Sur une note plus sombre, certains experts estiment que Washington n’a aucun intérêt réel dans la lutte contre la machine islamophobe tant que ses affaires, c’est à dire la guerre, dans les pays musulmans à l’étranger continue. De plus, il est beaucoup plus facile d’agiter le spectre de militantisme fanatique que d’examiner comment ses propres décisions politiques en Irak et ailleurs au cours de la dernière décennie ont peut-être créé toute cette folie.

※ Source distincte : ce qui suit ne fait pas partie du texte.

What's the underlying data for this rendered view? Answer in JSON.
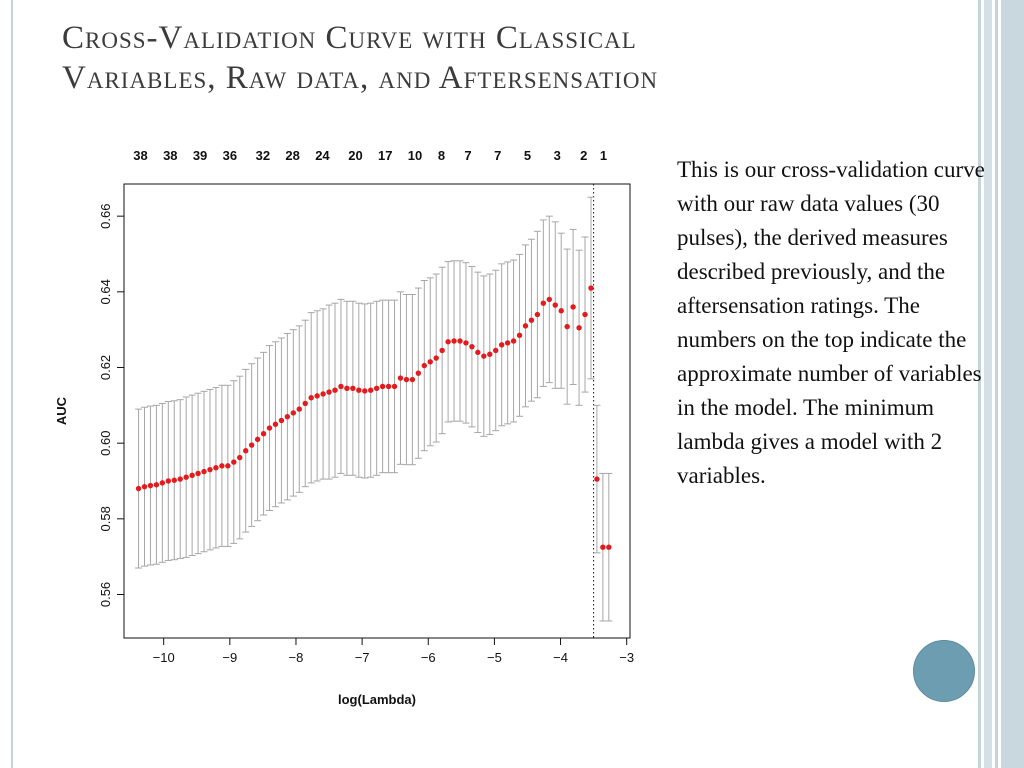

« Afin d’avoir une guerre sans fin contre le terrorisme, il est nécessaire d’avoir un ennemi dont les Américains haïssent et ont peur. Voilà comment l’Amérique a travaillé pendant la guerre froide« , déclare Mme Kumar.

« Aujourd’hui, l’ennemi est le terrorisme musulman. Et on nous dit constamment que cette menace est partout et que nous devrions donc passer des milliards de dollars pour lutter contre cet ennemi« , a-t-elle ajouté.

Le premier est en perte de vitesse (al qaïda), un nouveau apparaît avec l’État dit islamique en Syrie et en Irak. Dernièrement Obama a demandé une rallonge budgétaire pour le nouveau terrain de jeu des États-Unis.

« En un mot, je pense que le cadre que nous avons eu après le 9/11 aux Etats-Unis, qui sont actuellement en guerre avec les terroristes où qu’ils se trouvent, est le même genre de discours que nous avons aujourd’hui« , a déclaré Mme Kumar. Le problème est, comme il y a 13 ans, quand on met dans l’équation « musulman » et « arabe », et parfois comme ici « sikh », on obtient toujours le même résultat… »terroriste ».

« Voilà ce qu’est l’islamophobie, » a déclaré Mme Kurma, c’est de « diaboliser toute une population de gens » a-t-elle ajouté.